Suppose that you have $n$ observations, $y_1, y_2, ...y_n$ that are the result of the process $aX$ where $a$ is a real constant and $X$ is a random variable such that $X\sim\mathrm{Poisson}(-b/a)$. It is the case that $0>a>1$ and $b>0$. I am trying to use maximum likelihood to estimate $a$ and $b$. I can do it for $b$, and have made some progress for $a$, but need help.
To illustrate, here's a density plot for two simulated data sets. The blue one is $b=-\ln 0.9, a=0.1$ and the pink one is $b=-\ln 0.9, a=0.001$.
The approach, suggested by spaceisdarkgreen, is that we set $x_i = y_i/a$ at the beginning, so that the log-likelihood function is:
$$\ell(\theta) = \ln \big(\frac{(b/a)^{\sum y_i / a} e^{-nb/a}}{\prod (y_i / a)!} \big)$$
$$\ell(\theta) = \sum{(y_i / a)}\ln{b/a} - nb/a - \sum{\ln [(y_i / a)!]}$$
Take the partial derivative w.r.t $b$:
$$ \frac{\partial \ell}{\partial b} = \frac{\sum y_i}{ab} - n/a$$
Setting to zero and multiplying through by $a$ we get
$$ \hat b = \frac{\sum y_i}{n} $$
I can veryify by simulation that this is a good estimator for $b$.
With that in the bag, we try to do the same for a:
$$ \frac{\partial \ell}{\partial a} = -\frac{\sum{y_i}\log{b/a}}{a^2} - \frac{\sum y_i}{a^2} + \frac{nb}{a^2} - \sum \frac{d}{ds}\log [(y_i / a)!]$$
At this point I replaced the factorial with the gamma function. I learned that the logarithmic derivative of the gamma function has its own name, the digamma function, denoted by $\psi()$, so the last term becomes $ -\frac{y_i}{a^2} \psi(y_i/a) $
Multiplying through by $a^2$, setting $b = \sum y_i / n$ which we already know, cancelling terms and distributing the log we get:
$$ \frac{\partial l}{\partial a} = -\sum{y_i}\log{\sum y_i} + \sum{y_i}\log{na} + \sum y_i \psi(y_i/a)$$
Set it equal to zero and we have
$$ \sum{y_i}\log{\sum y_i} =\sum{y_i}\log{na} + \sum y_i \psi(y_i/a)$$
I can check that this equality holds, which is does for relatively small values of $a$ and relatively large values of $b$:
n = 10000; a = 0.02; b = 0.1
x = rpois(n, b/a)
y = a*x
# Left side
sum(y)*log(sum(y)) # Evaluates to 6958.385 on my test run
# Right side
# There are a few NaNs in the digamma(y/s)...these get multiplied by 0
# anyway so it actually doesn't matter what they get set to
dig = digamma(y/a)
dig[is.na(dig)] <- 0
sum(y) * log(n*a) + sum(y*dig) # Evaluates to 6958.799 on my test run
That's very good; but if you flip the values of $a$ and $b$ this equation is much further from holding.
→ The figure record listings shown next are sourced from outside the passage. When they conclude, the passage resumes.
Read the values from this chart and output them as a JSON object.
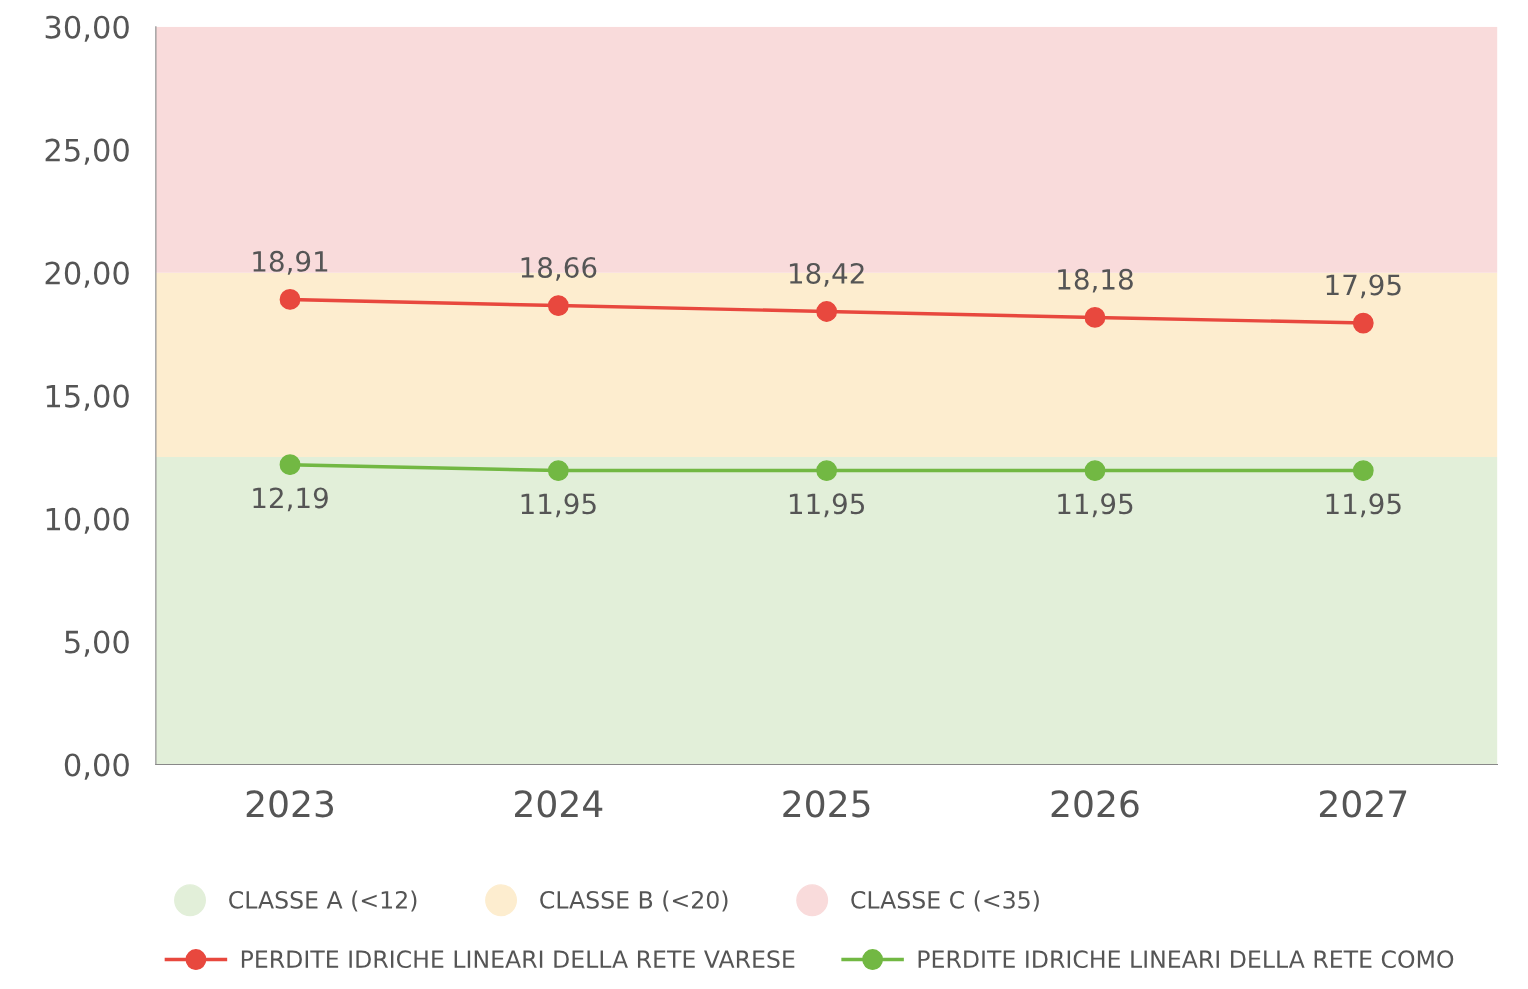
{
  "chart_data": {
    "type": "line",
    "categories": [
      "2023",
      "2024",
      "2025",
      "2026",
      "2027"
    ],
    "series": [
      {
        "name": "PERDITE IDRICHE LINEARI DELLA RETE VARESE",
        "color": "#e8483e",
        "values": [
          18.91,
          18.66,
          18.42,
          18.18,
          17.95
        ],
        "value_labels": [
          "18,91",
          "18,66",
          "18,42",
          "18,18",
          "17,95"
        ]
      },
      {
        "name": "PERDITE IDRICHE LINEARI DELLA RETE COMO",
        "color": "#72b843",
        "values": [
          12.19,
          11.95,
          11.95,
          11.95,
          11.95
        ],
        "value_labels": [
          "12,19",
          "11,95",
          "11,95",
          "11,95",
          "11,95"
        ]
      }
    ],
    "bands": [
      {
        "axis": "y",
        "from": 0,
        "to": 12.5,
        "label": "CLASSE A (<12)",
        "color": "#e2efd9"
      },
      {
        "axis": "y",
        "from": 12.5,
        "to": 20,
        "label": "CLASSE B (<20)",
        "color": "#fdedcf"
      },
      {
        "axis": "y",
        "from": 20,
        "to": 30,
        "label": "CLASSE C (<35)",
        "color": "#f9dbdb"
      }
    ],
    "ylim": [
      0,
      30
    ],
    "yticks": [
      {
        "value": 0,
        "label": "0,00"
      },
      {
        "value": 5,
        "label": "5,00"
      },
      {
        "value": 10,
        "label": "10,00"
      },
      {
        "value": 15,
        "label": "15,00"
      },
      {
        "value": 20,
        "label": "20,00"
      },
      {
        "value": 25,
        "label": "25,00"
      },
      {
        "value": 30,
        "label": "30,00"
      }
    ],
    "marker": "circle",
    "line_style": "solid",
    "grid": false,
    "legend": "bottom"
  }
}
My question (which has by now undergone extensive editing!) is how to proceed from here. Does what I've done look justifiable/right? Is there a way to use the last equation to solve analytically or numerically for $a$? Why does it only seem to work well for a range of values? Thanks!